The impact of France's health reform on sales of antibiotics was substantial in first-half 1994. This market has been growing about 10% annually, but during the first six months of the year the system of medical references, introduced to reduce reimbursement costs, generated a 15% downturn.
Antibiotics represent 10% of French drug consumption, and their drop was the sharpest of any therapeutic category. The fall-off was partly due to a lack of major epidemics in January and February, but mainly due to the references, which are presented as advice to prescribers and tend to oppose use of strong antibiotics. Second-generation cephalosporins or systemic fluoroquinolones, for example, are not recommended as the first line of attack in patients "without particular risk factors." For acute infections, the references urge doctors to use classic and cheapest drugs first, such as penicillin. Doctors are free to ignore the advice, but in practice, says an industry source, "they are thinking twice before prescribing, especially antibiotics."

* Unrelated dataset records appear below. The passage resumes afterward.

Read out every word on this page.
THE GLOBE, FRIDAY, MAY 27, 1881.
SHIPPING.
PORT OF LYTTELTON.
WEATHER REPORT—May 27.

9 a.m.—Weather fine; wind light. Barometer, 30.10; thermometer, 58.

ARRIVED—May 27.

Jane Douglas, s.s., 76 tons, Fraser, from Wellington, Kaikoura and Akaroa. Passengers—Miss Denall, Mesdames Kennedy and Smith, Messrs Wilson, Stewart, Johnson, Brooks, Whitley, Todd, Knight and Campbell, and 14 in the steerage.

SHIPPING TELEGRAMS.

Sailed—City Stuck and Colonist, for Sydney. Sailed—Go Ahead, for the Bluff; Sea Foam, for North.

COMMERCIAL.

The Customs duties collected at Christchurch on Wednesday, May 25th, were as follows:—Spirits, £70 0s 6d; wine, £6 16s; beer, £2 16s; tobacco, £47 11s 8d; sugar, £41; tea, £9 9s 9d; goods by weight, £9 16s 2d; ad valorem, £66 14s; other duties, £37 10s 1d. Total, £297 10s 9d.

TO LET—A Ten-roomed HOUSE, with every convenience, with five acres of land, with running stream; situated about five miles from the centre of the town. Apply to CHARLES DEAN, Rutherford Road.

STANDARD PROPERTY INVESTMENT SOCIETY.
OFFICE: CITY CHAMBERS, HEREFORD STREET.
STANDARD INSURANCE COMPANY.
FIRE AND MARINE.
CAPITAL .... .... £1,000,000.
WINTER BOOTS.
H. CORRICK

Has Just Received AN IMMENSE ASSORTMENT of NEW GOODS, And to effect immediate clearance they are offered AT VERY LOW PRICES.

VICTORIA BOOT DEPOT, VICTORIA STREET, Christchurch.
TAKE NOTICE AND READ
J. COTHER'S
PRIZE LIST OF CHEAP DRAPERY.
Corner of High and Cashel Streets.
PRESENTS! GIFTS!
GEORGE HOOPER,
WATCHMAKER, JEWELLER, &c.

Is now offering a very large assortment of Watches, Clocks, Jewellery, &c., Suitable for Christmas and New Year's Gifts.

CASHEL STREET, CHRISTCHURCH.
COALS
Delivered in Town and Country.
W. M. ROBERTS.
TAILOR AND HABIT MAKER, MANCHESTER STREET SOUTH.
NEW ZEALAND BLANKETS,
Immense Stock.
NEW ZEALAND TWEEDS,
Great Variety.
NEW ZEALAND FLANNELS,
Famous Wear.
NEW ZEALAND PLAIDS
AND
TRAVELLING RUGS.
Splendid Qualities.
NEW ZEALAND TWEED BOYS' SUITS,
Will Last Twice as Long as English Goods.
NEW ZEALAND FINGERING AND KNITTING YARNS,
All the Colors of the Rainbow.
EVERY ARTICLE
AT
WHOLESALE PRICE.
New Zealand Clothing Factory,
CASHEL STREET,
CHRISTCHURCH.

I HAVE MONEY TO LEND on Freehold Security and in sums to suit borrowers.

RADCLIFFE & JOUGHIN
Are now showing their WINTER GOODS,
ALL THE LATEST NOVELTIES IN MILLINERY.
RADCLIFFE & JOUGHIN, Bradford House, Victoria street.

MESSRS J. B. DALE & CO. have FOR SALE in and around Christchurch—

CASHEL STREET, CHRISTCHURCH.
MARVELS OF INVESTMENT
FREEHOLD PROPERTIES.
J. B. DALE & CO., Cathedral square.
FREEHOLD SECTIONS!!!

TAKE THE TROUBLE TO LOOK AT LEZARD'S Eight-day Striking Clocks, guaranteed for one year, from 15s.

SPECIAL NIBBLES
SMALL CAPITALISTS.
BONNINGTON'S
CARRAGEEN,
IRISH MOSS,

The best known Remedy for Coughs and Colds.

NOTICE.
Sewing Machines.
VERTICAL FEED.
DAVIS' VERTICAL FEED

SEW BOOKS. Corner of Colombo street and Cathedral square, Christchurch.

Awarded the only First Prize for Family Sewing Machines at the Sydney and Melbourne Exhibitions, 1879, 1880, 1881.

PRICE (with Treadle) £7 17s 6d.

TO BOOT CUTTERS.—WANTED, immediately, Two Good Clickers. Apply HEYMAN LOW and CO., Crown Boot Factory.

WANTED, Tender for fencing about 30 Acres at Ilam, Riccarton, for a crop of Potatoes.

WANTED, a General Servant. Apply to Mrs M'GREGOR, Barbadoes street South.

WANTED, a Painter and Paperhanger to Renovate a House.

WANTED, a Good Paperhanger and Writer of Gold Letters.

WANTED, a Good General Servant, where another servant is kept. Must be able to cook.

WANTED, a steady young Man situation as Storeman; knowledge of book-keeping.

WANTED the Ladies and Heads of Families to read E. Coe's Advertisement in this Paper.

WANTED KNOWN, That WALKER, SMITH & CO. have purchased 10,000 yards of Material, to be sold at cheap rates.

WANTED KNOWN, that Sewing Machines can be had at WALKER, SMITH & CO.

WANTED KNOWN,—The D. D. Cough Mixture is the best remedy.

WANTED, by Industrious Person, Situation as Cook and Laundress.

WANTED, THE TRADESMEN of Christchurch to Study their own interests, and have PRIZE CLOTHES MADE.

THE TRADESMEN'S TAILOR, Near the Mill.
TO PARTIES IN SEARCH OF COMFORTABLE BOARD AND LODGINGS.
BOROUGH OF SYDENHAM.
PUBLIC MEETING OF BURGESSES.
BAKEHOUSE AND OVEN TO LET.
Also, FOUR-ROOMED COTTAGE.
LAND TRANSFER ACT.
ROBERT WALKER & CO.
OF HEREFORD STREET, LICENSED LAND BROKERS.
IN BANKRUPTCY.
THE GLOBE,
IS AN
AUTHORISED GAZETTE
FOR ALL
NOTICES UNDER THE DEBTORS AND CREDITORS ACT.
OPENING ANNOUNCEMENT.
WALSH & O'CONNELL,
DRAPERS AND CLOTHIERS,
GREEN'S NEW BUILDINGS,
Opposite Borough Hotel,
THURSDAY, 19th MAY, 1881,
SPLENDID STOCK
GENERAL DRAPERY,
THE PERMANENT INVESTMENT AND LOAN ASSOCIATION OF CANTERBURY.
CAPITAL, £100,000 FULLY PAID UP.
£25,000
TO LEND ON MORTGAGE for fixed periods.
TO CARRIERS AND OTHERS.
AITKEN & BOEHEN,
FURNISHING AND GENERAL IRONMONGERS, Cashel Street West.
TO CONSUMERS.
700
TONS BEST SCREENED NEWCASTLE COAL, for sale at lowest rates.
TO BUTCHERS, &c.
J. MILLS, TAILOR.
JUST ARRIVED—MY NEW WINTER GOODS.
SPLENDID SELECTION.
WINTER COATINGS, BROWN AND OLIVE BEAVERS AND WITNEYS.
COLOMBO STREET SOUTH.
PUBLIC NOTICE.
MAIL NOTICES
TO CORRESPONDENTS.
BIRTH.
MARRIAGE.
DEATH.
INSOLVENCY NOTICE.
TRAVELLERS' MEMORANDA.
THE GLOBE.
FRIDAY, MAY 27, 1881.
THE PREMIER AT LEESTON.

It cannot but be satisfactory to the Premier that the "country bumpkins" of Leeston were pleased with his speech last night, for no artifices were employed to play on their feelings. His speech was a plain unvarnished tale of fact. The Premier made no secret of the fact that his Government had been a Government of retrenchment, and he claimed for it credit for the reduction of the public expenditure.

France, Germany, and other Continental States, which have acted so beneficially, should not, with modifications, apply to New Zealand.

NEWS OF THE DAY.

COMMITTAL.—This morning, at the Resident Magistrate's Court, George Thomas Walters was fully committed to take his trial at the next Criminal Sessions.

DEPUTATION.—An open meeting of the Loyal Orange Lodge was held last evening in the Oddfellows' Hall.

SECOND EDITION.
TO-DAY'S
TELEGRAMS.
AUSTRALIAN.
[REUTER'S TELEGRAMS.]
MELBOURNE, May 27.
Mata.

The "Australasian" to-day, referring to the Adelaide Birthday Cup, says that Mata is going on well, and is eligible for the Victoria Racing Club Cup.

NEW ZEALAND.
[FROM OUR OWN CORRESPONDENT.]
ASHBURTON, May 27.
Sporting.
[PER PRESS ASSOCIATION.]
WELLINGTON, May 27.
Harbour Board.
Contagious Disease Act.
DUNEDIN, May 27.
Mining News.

The impact of the references, it is suggested, triggered the 24% fall in oral cephalosporin sales in first-half 1994, and sales of Roussel-Uclaf's third-generation product dropped 40%. SmithKline Beecham's Augmentin (amoxycillin/clavulanic acid), which reached 750 million French francs ($141.7 million) in 1993, fell 20%. The system does not affect drugs such as Bayer's Ciflox (ciprofloxacin) or macrolides as such, but even their sales are down, while the cheapest have resisted.